Estimating density ratios without knowing the densities
Suppose we have two probability distributions $p$ and $q$ over the same space $\mathcal{X}$, and we want to estimate the density ratio $\frac{q(x)}{p(x)}$ for some $x \in \mathcal{X}$. The caveat is that we do not know the densities $p$ and $q$, but we have a way to sample from them. I came across a beautiful idea for this while reading Variational Inference using Implicit Distributions by Ferenc Huszár: We can estimate density ratios via a discriminator that learns to distinguish between samples from $p$ and $q$.

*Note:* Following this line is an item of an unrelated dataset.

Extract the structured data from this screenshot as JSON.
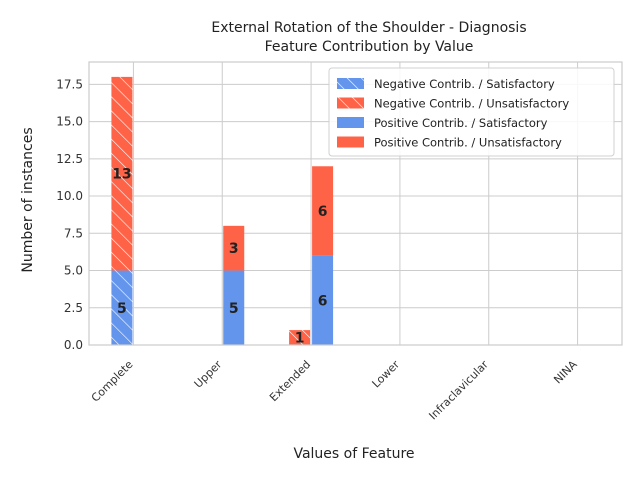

Let’s label the samples from $q$ as $1$ and the samples from $p$ as $0$. We then train a discriminator $D$ (parameterized by a neural net) to predict the label of a sample $x$; in particular, we want to model $D(x) = \Pr(y=1|x)$. The training objective is to minimize the binary cross-entropy loss:
\[\mathcal{L}(D) = -\mathbb{E}_{x \sim p}[\log(1 - D(x))] - \mathbb{E}_{x \sim q}[\log(D(x))].\]Solving for $\frac{\partial \mathcal{L}}{\partial D} = 0$ (you can double-check that $\mathcal{L}(D)$ is convex), we get the optimal discriminator:
\[D^*(x) = \frac{q(x)}{p(x) + q(x)}.\]This in fact coincides with the posterior $\Pr(y=1\mid x)$ obtained from Bayes’ theorem. Now, the odds ratio of the optimal discriminator is the density ratio we wish to compute:
\[\frac{D^*(x)}{1 - D^*(x)} = \frac{q(x)}{p(x)}.\]So we can estimate the density ratio $\frac{q(x)}{p(x)} \approx \frac{D(x)}{1 - D(x)}$ where $D$ is the discriminator we’ve trained. Voila! 🎉
Regarding the motivation for why we want to estimate density ratios, it is often used in variational inference with implicit distributions. The evidence lower bound (ELBO) contains a Kullback-Leibler divergence term between the variational distribution $q_\phi$ and the prior $p$:
\[\mathbb{D}_{\text{KL}}[q_\phi \| p] = \mathbb{E}_{x \sim q_\phi}\left[\log \frac{q_\phi(x)}{p(x)}\right].\]If we liberate ourself from using a tractable density for modeling $q_\phi$, we can use the above method to estimate the density ratio $\frac{q_\phi(x)}{p(x)}$ without even knowing what the actual density $q_\phi$ is.